NEW YORK – The Bush administration has no plans to ease its opposition to national limits on greenhouse gas output despite talk that a change may be under consideration, a White House spokeswoman said on Thursday.
“The president has said continually said that one of reasons he doesn’t like a mandated cap is because it has the potential to move jobs overseas and hurt the economy,” said Kristin Hellmer, spokeswoman for James Connaughton, the chairman of the White House Council on Environmental Quality. Growing concerns about global warming have prompted California, Arizona and seven Northeastern states to take steps to bypass President George W. Bush and set their own greenhouse limits.

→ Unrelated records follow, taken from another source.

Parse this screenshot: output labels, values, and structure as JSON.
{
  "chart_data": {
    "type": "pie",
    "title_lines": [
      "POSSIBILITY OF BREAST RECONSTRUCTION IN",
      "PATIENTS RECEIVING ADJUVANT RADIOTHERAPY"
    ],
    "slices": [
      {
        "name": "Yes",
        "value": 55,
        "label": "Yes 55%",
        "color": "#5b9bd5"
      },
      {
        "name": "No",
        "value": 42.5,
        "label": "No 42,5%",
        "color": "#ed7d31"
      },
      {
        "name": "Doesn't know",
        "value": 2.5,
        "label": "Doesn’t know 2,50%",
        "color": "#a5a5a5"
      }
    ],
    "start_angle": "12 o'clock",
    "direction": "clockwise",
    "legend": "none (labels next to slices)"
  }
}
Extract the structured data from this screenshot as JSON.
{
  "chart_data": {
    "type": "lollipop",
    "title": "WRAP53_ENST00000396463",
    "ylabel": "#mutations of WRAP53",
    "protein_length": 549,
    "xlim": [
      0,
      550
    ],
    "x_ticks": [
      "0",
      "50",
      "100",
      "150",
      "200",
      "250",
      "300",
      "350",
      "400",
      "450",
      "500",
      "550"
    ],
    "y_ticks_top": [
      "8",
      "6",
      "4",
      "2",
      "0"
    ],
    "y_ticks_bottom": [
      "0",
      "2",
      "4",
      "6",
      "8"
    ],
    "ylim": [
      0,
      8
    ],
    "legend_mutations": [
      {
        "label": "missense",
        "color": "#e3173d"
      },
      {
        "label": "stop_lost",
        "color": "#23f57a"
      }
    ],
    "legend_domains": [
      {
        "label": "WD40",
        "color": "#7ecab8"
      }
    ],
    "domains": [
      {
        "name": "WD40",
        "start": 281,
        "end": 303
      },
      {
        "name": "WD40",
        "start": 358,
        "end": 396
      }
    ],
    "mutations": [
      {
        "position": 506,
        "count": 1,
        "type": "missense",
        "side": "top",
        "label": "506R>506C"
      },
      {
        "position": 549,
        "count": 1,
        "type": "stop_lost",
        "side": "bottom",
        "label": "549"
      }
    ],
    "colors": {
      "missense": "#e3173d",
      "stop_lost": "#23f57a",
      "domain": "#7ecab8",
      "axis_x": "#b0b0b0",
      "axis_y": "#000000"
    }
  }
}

Bush pulled out of the 163-nation Kyoto Protocol on global warming in 2001, saying it would hurt the economy and unfairly left rapidly developing countries like China and India without limits on emissions. A national cap on emissions would mean heavy industries in the United States, the world’s top emitter of greenhouse gases, might have to make big decisions, like investing in alternative energy or clean-burning natural gas. Hellmer said Bush is sticking with his 2002 plan calling for voluntary reductions, with an eye to trimming greenhouse emissions intensity – or emissions per unit of economic output of the US economy – by 18 percent by 2012. “If we’re not meeting (the emissions intensity) goal, (Bush) has always said he will look at new policies and new ideas,” Hellmer said. “But now we are on track to meet that goal.”
Critics of Bush’s voluntary greenhouse plan say it is too lenient to industry, especially as overall US greenhouse gas emissions have risen 13 percent since 1990.